Em princípio, não parece tarefa simples. Talvez demande mudanças conjunturais a alcançar o próprio texto constitucional. No fim de contas, a Carta Magna trata da segurança pública, no Título V, intitulando-o “Da defesa do Estado e das Instituições Democráticas”, quando deveria ser “Da Defesa da Sociedade e dos Cidadãos”, inserindo então as mudanças estruturais nos organismos de segurança pública como um Sistema Nacional de Segurança Pública voltado para o bem-estar e a tranquilidade do cidadão. Isto implica trabalho integrado, sem a necessidade de subordinação que não seja às leis vigentes igualmente aprimoradas para fazer face à realidade do crime como fenômeno sociopolítico: dinâmico, variado e mutável.
A noção de sistema facilitaria deveras a interação entre os organismos de segurança pública, de modo a acompanhar a evolução do crime em tempo real. Na verdade, se todos os organismos estatais interessados se reunirem em Seminários Nacionais, com a ativa participação da sociedade, com certeza os brasileiros finalmente terão um Sistema Nacional de Segurança Pública eficiente e eficaz. Demais disso, em se admitindo o crime como inevitável (a segurança é relativa, jamais absoluta), o foco de atuação do sistema deve ser a administração da insegurança, a funcionar como o gato atrás do rato (desde que o mundo é mundo, eles mudam de tática, mas nenhum dos dois desiste), de modo a mantê-la humanamente tolerável até que o mundo finde, a vida na Terra desapareça, e com a morte de tudo, e de todos, acabe o crime...
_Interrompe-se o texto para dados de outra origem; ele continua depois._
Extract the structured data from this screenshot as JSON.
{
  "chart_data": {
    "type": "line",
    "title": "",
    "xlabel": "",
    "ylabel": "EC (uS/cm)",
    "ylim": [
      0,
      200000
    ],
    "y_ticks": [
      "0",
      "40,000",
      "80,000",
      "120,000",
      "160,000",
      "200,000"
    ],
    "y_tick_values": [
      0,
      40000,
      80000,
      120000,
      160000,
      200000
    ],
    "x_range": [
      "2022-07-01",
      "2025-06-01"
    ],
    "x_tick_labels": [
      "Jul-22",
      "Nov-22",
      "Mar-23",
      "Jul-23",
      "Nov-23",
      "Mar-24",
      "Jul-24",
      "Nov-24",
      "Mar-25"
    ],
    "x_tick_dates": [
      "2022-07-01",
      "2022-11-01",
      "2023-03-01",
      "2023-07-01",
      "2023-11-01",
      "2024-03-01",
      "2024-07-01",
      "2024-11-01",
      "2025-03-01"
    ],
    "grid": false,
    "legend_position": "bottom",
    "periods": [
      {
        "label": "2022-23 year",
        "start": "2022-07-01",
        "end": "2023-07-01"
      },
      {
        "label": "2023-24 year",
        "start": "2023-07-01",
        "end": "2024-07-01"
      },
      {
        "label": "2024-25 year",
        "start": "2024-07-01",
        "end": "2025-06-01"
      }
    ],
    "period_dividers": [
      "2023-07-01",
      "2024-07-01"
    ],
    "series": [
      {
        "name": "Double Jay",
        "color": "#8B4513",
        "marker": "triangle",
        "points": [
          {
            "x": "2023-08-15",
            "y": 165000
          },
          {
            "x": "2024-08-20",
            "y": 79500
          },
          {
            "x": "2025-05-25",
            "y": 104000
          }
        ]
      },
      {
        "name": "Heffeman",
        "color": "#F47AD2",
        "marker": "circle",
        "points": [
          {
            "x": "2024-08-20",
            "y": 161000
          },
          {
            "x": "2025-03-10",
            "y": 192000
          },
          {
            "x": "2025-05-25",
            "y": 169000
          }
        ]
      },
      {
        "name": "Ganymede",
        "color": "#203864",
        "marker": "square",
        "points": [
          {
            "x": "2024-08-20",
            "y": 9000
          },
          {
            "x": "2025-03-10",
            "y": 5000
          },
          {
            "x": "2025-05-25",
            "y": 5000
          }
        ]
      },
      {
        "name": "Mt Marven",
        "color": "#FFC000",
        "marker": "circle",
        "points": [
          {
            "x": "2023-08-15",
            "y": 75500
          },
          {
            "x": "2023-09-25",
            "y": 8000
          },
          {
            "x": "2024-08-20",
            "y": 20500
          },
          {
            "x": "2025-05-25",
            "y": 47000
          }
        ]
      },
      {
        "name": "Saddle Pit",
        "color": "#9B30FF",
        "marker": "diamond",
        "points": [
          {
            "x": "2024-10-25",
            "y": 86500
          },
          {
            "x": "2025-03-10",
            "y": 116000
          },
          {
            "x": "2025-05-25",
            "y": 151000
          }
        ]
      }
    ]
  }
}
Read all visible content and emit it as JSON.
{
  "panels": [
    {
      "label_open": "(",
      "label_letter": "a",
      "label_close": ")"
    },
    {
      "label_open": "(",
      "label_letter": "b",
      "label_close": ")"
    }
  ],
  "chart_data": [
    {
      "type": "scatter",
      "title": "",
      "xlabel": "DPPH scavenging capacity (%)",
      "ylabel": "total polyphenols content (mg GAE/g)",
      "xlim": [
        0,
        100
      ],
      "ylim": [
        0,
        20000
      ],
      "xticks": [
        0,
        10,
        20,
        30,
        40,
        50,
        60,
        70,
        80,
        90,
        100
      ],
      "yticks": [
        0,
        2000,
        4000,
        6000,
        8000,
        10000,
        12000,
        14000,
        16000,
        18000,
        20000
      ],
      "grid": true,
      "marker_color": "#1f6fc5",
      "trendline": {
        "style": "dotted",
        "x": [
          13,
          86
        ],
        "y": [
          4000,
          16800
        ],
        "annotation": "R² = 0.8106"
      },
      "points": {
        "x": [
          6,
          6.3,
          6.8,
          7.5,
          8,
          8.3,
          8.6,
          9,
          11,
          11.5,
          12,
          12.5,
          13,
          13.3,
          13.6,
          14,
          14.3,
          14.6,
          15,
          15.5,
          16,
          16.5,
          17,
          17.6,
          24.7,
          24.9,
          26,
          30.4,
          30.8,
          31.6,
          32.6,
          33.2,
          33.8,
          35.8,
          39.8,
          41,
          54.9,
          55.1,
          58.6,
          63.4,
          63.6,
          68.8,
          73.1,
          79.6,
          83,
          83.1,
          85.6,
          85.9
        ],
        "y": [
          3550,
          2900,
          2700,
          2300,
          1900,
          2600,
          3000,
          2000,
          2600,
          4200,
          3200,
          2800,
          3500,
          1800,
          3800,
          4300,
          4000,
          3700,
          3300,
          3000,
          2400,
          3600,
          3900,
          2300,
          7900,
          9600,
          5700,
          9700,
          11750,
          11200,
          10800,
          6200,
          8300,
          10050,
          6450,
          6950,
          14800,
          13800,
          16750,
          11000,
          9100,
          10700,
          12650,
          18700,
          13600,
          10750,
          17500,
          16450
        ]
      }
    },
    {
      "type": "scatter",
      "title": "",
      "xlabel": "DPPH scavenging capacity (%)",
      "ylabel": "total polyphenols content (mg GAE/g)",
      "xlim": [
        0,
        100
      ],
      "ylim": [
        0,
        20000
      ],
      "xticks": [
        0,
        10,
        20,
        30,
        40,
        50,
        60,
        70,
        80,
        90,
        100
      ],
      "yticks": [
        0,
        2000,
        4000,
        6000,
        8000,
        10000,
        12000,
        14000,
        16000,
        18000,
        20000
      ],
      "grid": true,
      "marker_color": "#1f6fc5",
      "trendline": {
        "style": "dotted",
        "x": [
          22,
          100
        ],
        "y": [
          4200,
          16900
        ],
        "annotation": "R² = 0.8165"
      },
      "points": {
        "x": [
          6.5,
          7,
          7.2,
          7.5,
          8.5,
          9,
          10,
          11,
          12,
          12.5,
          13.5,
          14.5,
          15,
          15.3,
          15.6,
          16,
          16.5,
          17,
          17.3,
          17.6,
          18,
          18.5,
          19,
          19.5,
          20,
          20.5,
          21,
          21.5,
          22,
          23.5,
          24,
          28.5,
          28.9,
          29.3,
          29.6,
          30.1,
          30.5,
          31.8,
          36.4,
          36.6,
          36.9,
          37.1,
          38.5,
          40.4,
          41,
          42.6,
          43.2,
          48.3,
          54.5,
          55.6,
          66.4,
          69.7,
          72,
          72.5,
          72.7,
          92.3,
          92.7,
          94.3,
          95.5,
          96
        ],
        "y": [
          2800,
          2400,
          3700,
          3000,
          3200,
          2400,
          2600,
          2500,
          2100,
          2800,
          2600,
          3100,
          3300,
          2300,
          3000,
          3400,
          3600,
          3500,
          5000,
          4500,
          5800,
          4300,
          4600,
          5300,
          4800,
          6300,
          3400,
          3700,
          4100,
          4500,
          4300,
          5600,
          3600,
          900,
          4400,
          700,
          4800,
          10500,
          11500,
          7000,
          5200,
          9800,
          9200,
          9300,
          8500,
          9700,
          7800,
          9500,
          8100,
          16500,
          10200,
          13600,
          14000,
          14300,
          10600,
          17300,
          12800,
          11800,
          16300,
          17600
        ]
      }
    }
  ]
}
(1)Manuel López-Rey, Doutor em Leis da Universidade de Madri, e pós-graduado em criminologia e assuntos correlatos na Alemanha, na Áustria e na França. Foi Juiz de Comarca, Professor de Direito Criminal nas Universidades de Madri, La Laguna e Salamanca, foi Membro da Comissão de Codificação e Diretor-Geral das Prisões na Espanha. Esteve nas Nações Unidas de 1946 até o fim de 1965, a princípio como Chefe da Seção de Pesquisas e Tratados da Divisão de Narcóticos e depois de 1952 em diante foi Chefe da Seção de Defesa Social e mais tarde Conselheiro de Defesa Social no Oriente Médio. O Professor López-Rey representou o Secretário-Geral em várias ocasiões em Congressos e em reuniões regionais dedicados à defesa social e teve participação ativa na organização do Instituto das Nações Unidas na Ásia e no Oriente, para a Prevenção do Crime e o Tratamento dos Transgressores. Como Professor visitante fez conferências em muitos lugares do mundo, e nos últimos trinta anos adquiriu conhecimento das instituições penais de mais de sessenta países. Publicou vários livros e mais de cem estudos sobre assuntos de penologia e criminologia. Atualmente, é Diretor de Pesquisa Criminológica no Centro de Pesquisa de Ciência Social da Universidade de Porto Rico e é Membro Visitante no Instituto de Criminologia de Cambridge, Inglaterra. Fonte: CRIME – UM ESTUDO ANALÍTICO – tradução de Regina Brandão – EDITORA ARTENOVA S/A – Rio de Janeiro, 1973.